En tant qu’individu civilisé, je n’avais d’autres opportunités pour m’informer que d’allumer mon poste d’autoradio. Je n’étais pas encore suffisamment inquiet pour aller au-devant des autres et m’enquérir de leurs sujets de discussion. Après tout, les journalistes sont là pour ça. Nous dire ce qui se passe et ce qu’il faut en penser puis nous sonder pour savoir si on a bien compris. Mon action d’Homo sapiens sur le bouton d’interrupteur de l’autoradio resta lettre morte. J’eus beau tourner dans un sens puis dans un autre puis dans les deux le bouton du volume, je n’obtins pas même le grésillement désagréable d’un signal mal capté. C’est peut-être à ce moment que la peur commença à m’envahir. Je considérais en tant qu’individu de conscience que j’avais dépassé le stade de la malédiction du Chat Noir. Mon incapacité à maîtriser la technologie ne me semblait pas uniquement être personnelle et individuelle. L’absence d’autres véhicules roulant autour de moi ne pouvait être lié qu’à un défaut mécanique généralisé qui me dépassait. À défaut d’autoradio, il me restait heureusement mon smartphone et avec lui mon lien avec le reste de l’humanité. J’aurais dû y penser plus tôt. On ne peut que se fier aux technologies étrangères et j’avais décidé de lier encore plus chaque instant de ma vie à ce petit appareil qui ne vous trahit jamais malgré les rumeurs qui veulent faire croire le contraire. Je sortis donc de ma poche mon petit confident qui heureusement, lui, m’est toujours fidèle. Avec lui, je retrouvai enfin l’indication de l’heure. Après les moments de trouble, que je venais de vivre la simple indication de mon retard visuellement important m’apporta presque un peu de soulagement. Celui-ci fut rapidement tempéré par l’absence de réseau. Mais ça, cela m’arrivait souvent, pas d’inquiétude. Juste l’impossibilité de capter les chaînes d’information. J’allais devoir faire un acte surhumain pour moi. J’allais devoir me porter à la hauteur de mes semblables et communiquer avec eux pour savoir s’ils avaient des informations sur les problèmes manifestement communs et techniques.

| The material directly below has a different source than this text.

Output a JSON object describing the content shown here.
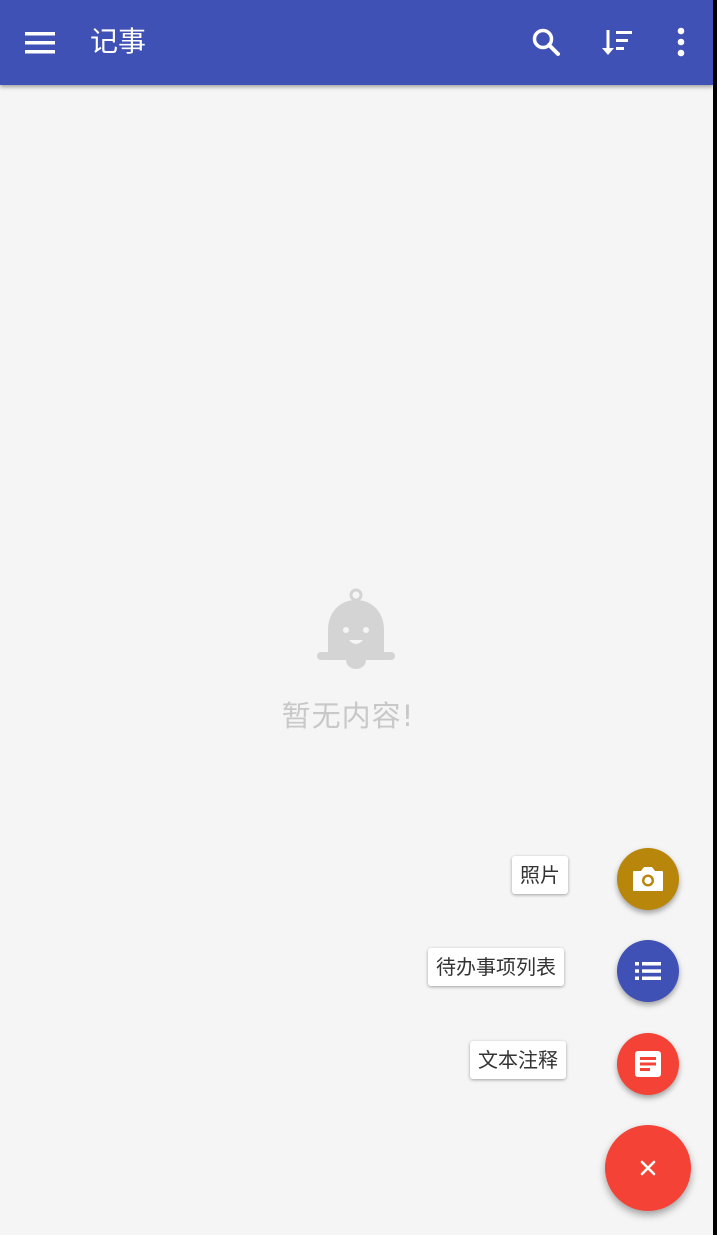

Je sortis de ma voiture. Tout en me dirigeant vers un groupe de mes congénères, mon interaction oreille-cerveau m’interpella en portant à ma connaissance le silence inhabituel et le bruit, lui aussi inhabituel, des oiseaux. Je levai les yeux vers le ciel et n’y trouvai aucune trace des sillons creusés dans le paysage aérien par les vols réguliers qui labouraient l’espace du même nom tout en marquant leur passage d’une empreinte sonore. J’arrivai enfin à hauteur d’un groupe d’individus disparates, bigarrés et véhéments. Je dirais même bruyants. En m’approchant d’eux, je fus rassuré de voir leurs interactions où tous parlaient en même temps et personne n’écoutait personne. Au moins, même en ces temps où la technologie nous trahit, l’Humanité reste fidèle à elle-même. Avant de pouvoir discerner clairement les conséquences, je pus capter au vol, les causes. Il y avait eu bien sûr le lancement d’une bombe à partir d’un pays lointain. C’était évidemment la conséquence d’une mise à jour informatique mondiale. La mère nature et nourricière, Gaya elle-même, s’était révoltée. L’économie mondiale avait fait faillite dans la nuit et déclenché en cascade l’interruption de tous les services. En conclusion, le gouvernement inique avait dû être la cause du malheur des gens. J’ai dû me jeter moi-même dans les flots de parole et posait la question qui avait dû l’être dans les épisodes précédents mon arrivée. Question simple : « qu’est-ce qui se passe ?». Réponse complexe : « l’électricité ne fonctionne plus nulle part ! ».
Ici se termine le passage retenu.